世界中のファンが注視するなか、センセーショナルな演技となりました。

バランスの取りにくい動きや姿勢を詰め込み

話を戻し、FSのプログラムはよくぞここまでバランスの取りにくい動きや姿勢を詰め込んだと感心します。
私には「罰ゲーム」みたいな振付に見えます。

トム・ディクソンは試したかった振付を紀平梨花に託したのかもしれません。
並の選手だと、体が分解しそうな無理が盛りだくさんです。
振付師の意図どおりに滑るには、「瞬発力」と「持久力」に加え、フィギュアスケートの「技術力」と「表現力」が不可欠になります。

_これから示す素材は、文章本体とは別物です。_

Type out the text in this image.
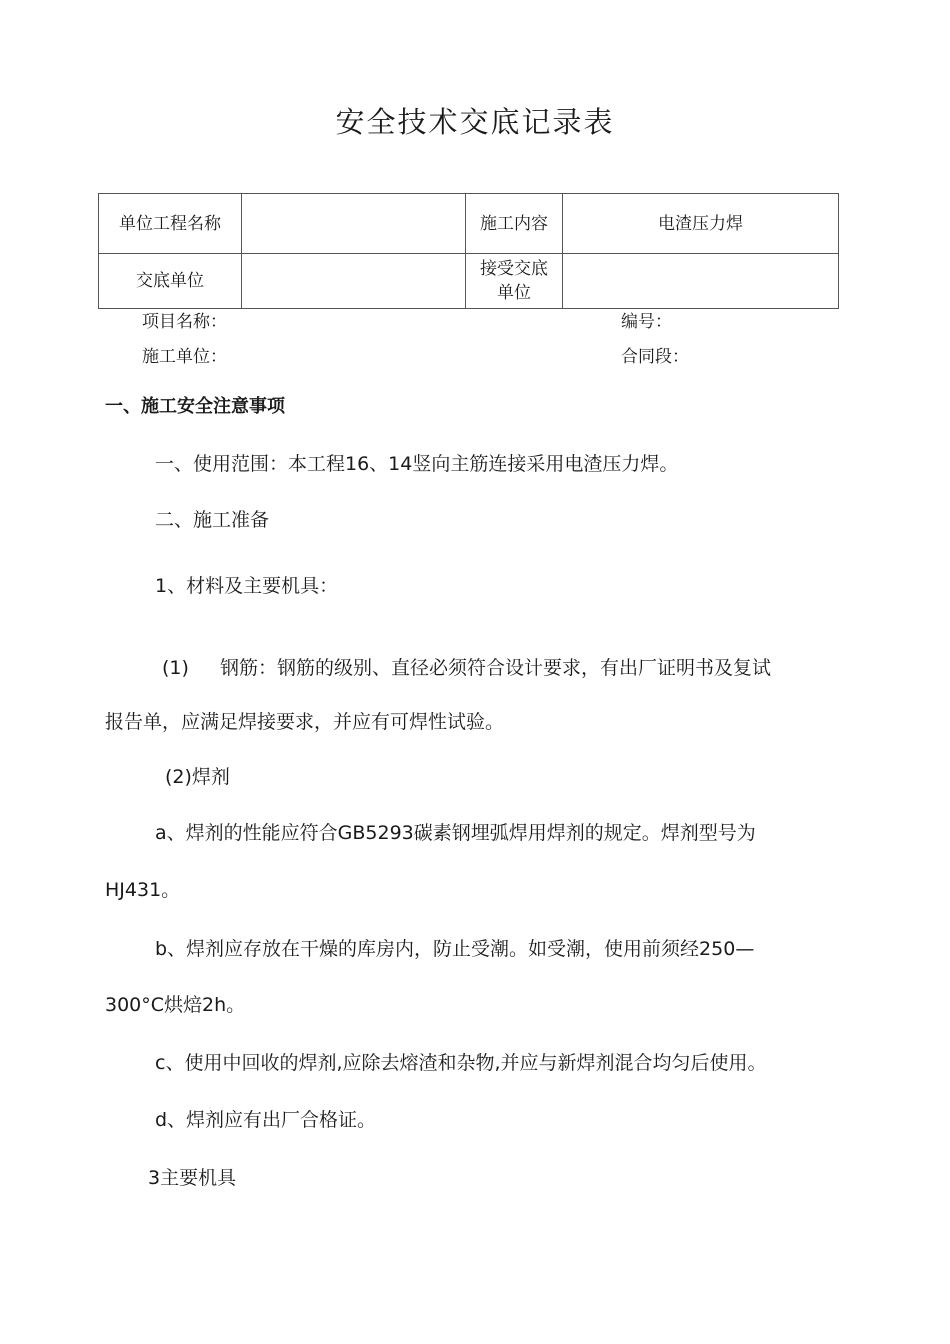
安全技术交底记录表
单位工程名称		施工内容	电渣压力焊
交底单位		接受交底
单位	

项目名称：	编号：
施工单位：	合同段：
一、施工安全注意事项
一、使用范围：本工程16、14竖向主筋连接采用电渣压力焊。
二、施工准备
1、材料及主要机具：
(1) 钢筋：钢筋的级别、直径必须符合设计要求，有出厂证明书及复试
报告单，应满足焊接要求，并应有可焊性试验。
(2)焊剂
a、焊剂的性能应符合GB5293碳素钢埋弧焊用焊剂的规定。焊剂型号为
HJ431。
b、焊剂应存放在干燥的库房内，防止受潮。如受潮，使用前须经250—
300°C烘焙2h。
c、使用中回收的焊剂,应除去熔渣和杂物,并应与新焊剂混合均匀后使用。
d、焊剂应有出厂合格证。
3主要机具
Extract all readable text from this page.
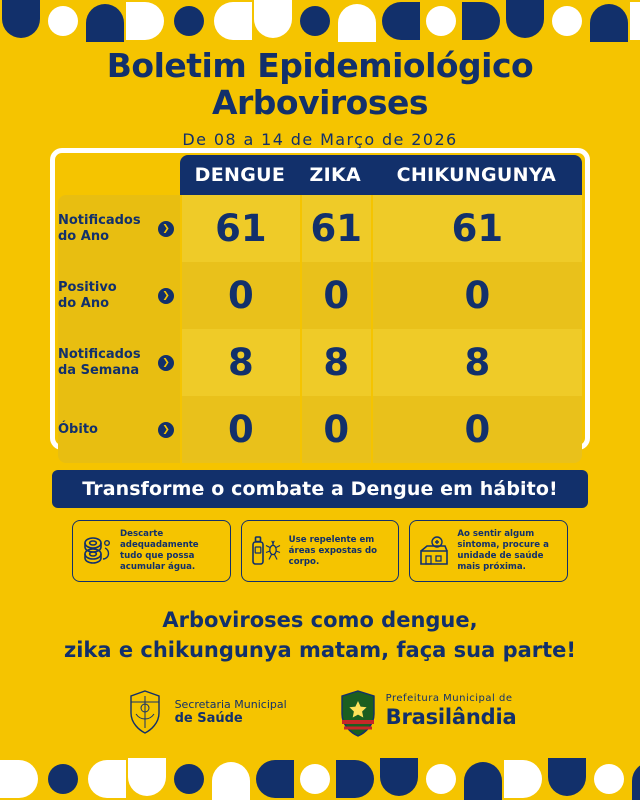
Boletim Epidemiológico
Arboviroses
De 08 a 14 de Março de 2026
	DENGUE	ZIKA	CHIKUNGUNYA
Notificados
do Ano ❯	61	61	61
Positivo
do Ano ❯	0	0	0
Notificados
da Semana ❯	8	8	8
Óbito ❯	0	0	0
Transforme o combate a Dengue em hábito!
Descarte adequadamente tudo que possa acumular água.
Use repelente em áreas expostas do corpo.
Ao sentir algum sintoma, procure a unidade de saúde mais próxima.
Arboviroses como dengue,
zika e chikungunya matam, faça sua parte!
Secretaria Municipal
de Saúde
Prefeitura Municipal de
Brasilândia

振付が素晴らしいのは確かですが、より素晴らしいのはむろん紀平梨花です。

私が驚くのが、そんな過酷なプログラムを紀平梨花はしなやかでのびやかな身のこなしで滑り切ります。
彼女の最大の魅力である「ナチュラルスケーティング」はいささかも乱れることがありません。

⇒2018年12月21日「プロが絶賛、紀平梨花の天性のスケーティング」はこちら。

最後の3回転サルコウからフィニッシュポーズまでの十数秒の動きは美しさに感嘆させられますが、選手は滅茶苦茶大変そうです。

ビューティフル・ストームの生命力は弱まる

四大陸選手権のFSではトリプルアクセルが1本だったにもかかわらず、2本跳んだGPシリーズ第4戦「NHK杯」での自己ベスト154.72点(TES 87.17点/PCS 67.55点)に迫る153.14点( 82.74点/ 70.40点)という高得点でした。

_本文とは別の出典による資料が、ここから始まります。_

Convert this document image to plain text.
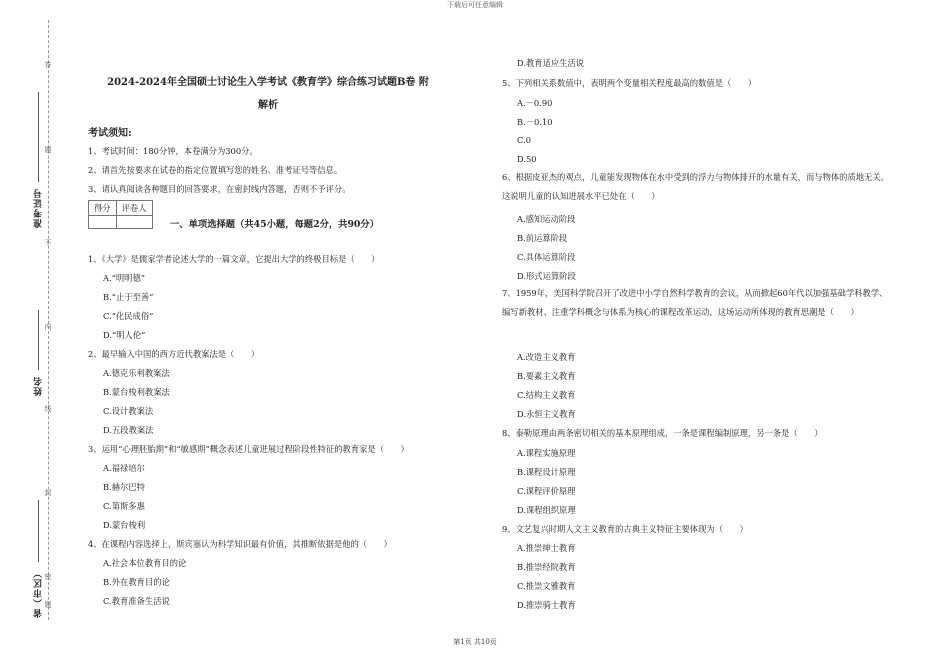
下载后可任意编辑
答
题
不
内
线
封
密
题
准考证号
姓名
省（市区）
2024-2024年全国硕士讨论生入学考试《教育学》综合练习试题B卷 附
解析
考试须知:
1、考试时间：180分钟，本卷满分为300分。
2、请首先按要求在试卷的指定位置填写您的姓名、准考证号等信息。
3、请认真阅读各种题目的回答要求，在密封线内答题，否则不予评分。
得分	评卷人

一、单项选择题（共45小题，每题2分，共90分）
1、《大学》是儒家学者论述大学的一篇文章，它提出大学的终极目标是（　　）
A.“明明德”
B.“止于至善”
C.“化民成俗”
D.“明人伦”
2、最早输入中国的西方近代教案法是（　　）
A.德克乐利教案法
B.蒙台梭利教案法
C.设计教案法
D.五段教案法
3、运用“心理胚胎期”和“敏感期”概念表述儿童进展过程阶段性特征的教育家是（　　）
A.福禄培尔
B.赫尔巴特
C.第斯多惠
D.蒙台梭利
4、在课程内容选择上，斯宾塞认为科学知识最有价值，其推断依据是他的（　　）
A.社会本位教育目的论
B.外在教育目的论
C.教育准备生活说
D.教育适应生活说
5、下列相关系数值中，表明两个变量相关程度最高的数值是（　　）
A.－0.90
B.－0.10
C.0
D.50
6、根据皮亚杰的观点，儿童能发现物体在水中受到的浮力与物体排开的水量有关，而与物体的质地无关。这说明儿童的认知进展水平已处在（　　）
A.感知运动阶段
B.前运算阶段
C.具体运算阶段
D.形式运算阶段
7、1959年，美国科学院召开了改进中小学自然科学教育的会议，从而掀起60年代以加强基础学科教学、编写新教材、注重学科概念与体系为核心的课程改革运动，这场运动所体现的教育思潮是（　　）
A.改造主义教育
B.要素主义教育
C.结构主义教育
D.永恒主义教育
8、泰勒原理由两条密切相关的基本原理组成，一条是课程编制原理，另一条是（　　）
A.课程实施原理
B.课程设计原理
C.课程评价原理
D.课程组织原理
9、文艺复兴时期人文主义教育的古典主义特征主要体现为（　　）
A.推崇绅士教育
B.推崇经院教育
C.推崇文雅教育
D.推崇骑士教育
第1页 共10页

大会前に紀平梨花はコロラドで10日間の強化合宿を行い、トム・ディクソンの指導を仰ぎながら表現のブラッシュアップに努めました。
顔の表情や向け方、目線の使い方など、演技の完成度がかなり高まりました。
私がとくに感じたのは腕の動きに明確な意味が込められたことです。

⇒2019年1月28日「紀平梨花は視線がうつろに泳ぐ瞬間がある」はこちら。

ただし、演技の熟成と引き換えにシーズン当初の「ビューティフル・ストーム」のいくらか粗っぽさの残った奔放な「生命力」は若干弱まりました。
やむをえないことです。

⇒2018年12月9日「紀平梨花、ビューティフル・ストームの生命力」はこちら。

紀平梨花は今月末にオランダで行われる「チャレンジカップ」を経て、3月にさいたまで行われる「世界選手権」へ挑みます。
今シーズンは全7試合でFSは1位の得点を記録してきました。
つまずくことの多かったSPをクリアしたうえで最高のパフォーマンスで最終戦を締めくくってくれるでしょう。

category:紀平梨花ブログはこちら。

◇◆◇

紀平梨花に関するブログは以下のとおり。

⇒2019年2月14日「紀平梨花はそれでもSPでトリプルアクセルを跳ぶのか」はこちら。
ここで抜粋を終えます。